L'AJ dans une petite ville*
- Maddie Schrotenboer

- 22 déc. 2025
- 2 min de lecture
J'avais 18 mois lorsque j'ai reçu un diagnostic d'arthrite juvénile (AJ) en abrégé, donc je vis avec de la douleur chronique, un gonflement articulaire, de la raideur et tout ce qui vient avec le fait d'avoir une maladie invisible. Parce que j'étais si jeune lorsque j'ai été diagnostiquée pour la première fois, je n'ai vraiment aucune idée de ce que ça fait de ne pas avoir mal ou de la vie sans médecins. Alors j'ai toujours pensé que tout le monde l'avait et que c'était normal jusqu'à ce que je commence la maternelle dans ma petite ville.
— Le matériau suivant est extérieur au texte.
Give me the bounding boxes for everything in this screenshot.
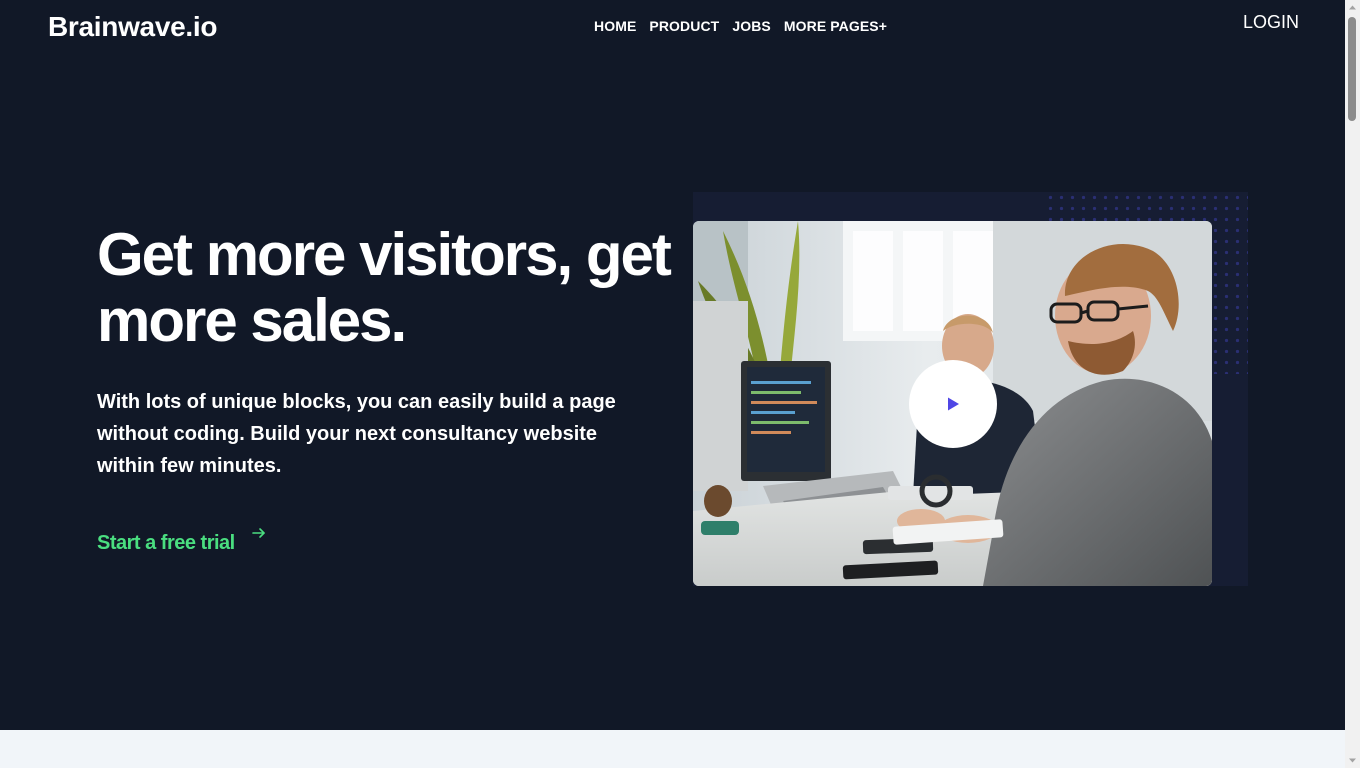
nav-product[interactable]: PRODUCT — [649, 18, 719, 34]
play-icon — [948, 397, 959, 411]
scrollbar-thumb[interactable] — [1348, 17, 1356, 121]
hero-section: Brainwave.io HOME PRODUCT JOBS MORE PAGE… — [0, 0, 1345, 730]
start-free-trial-link[interactable]: Start a free trial — [97, 525, 267, 555]
main-nav: HOME PRODUCT JOBS MORE PAGES+ — [594, 18, 900, 34]
login-link[interactable]: LOGIN — [1243, 12, 1299, 33]
nav-home[interactable]: HOME — [594, 18, 636, 34]
next-section — [0, 730, 1345, 768]
cta-label: Start a free trial — [97, 532, 235, 554]
scroll-up-arrow-icon[interactable] — [1345, 0, 1360, 15]
site-logo[interactable]: Brainwave.io — [48, 11, 217, 43]
play-button[interactable] — [909, 360, 997, 448]
page-scrollbar[interactable] — [1345, 0, 1360, 768]
hero-headline: Get more visitors, get more sales. — [97, 221, 672, 354]
hero-subtext: With lots of unique blocks, you can easi… — [97, 391, 616, 477]
nav-jobs[interactable]: JOBS — [732, 18, 771, 34]
page: Brainwave.io HOME PRODUCT JOBS MORE PAGE… — [0, 0, 1345, 768]
arrow-right-icon — [251, 528, 265, 538]
nav-more-pages[interactable]: MORE PAGES+ — [784, 18, 887, 34]
scroll-down-arrow-icon[interactable] — [1345, 753, 1360, 768]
Dans une petite ville, tout le monde connaît tout le monde et tout le monde sait tout. Alors quand la maternelle est arrivée, la plupart des enfants savaient que quelque chose « n'allait pas » chez moi. Certains enfants étaient gentils tandis que d'autres couraient partout en disant « Nous ne voulons pas être amis avec une enfant malade de six ans ». Oui, ils ont dit exactement ces mots, je peux vous dire où et quand ils les ont dits aussi. Parfois, quand nous avions un enseignant suppléant et qu'il regardait les notes que l'enseignant avait laissées, il se demandait pourquoi et comment une enfant de six ans pouvait avoir l'AJ et avoir besoin de jouer à l'intérieur à la récréation. Bien qu'il y ait eu de mauvaises choses à être jeune, il y a eu tellement de bonnes choses aussi.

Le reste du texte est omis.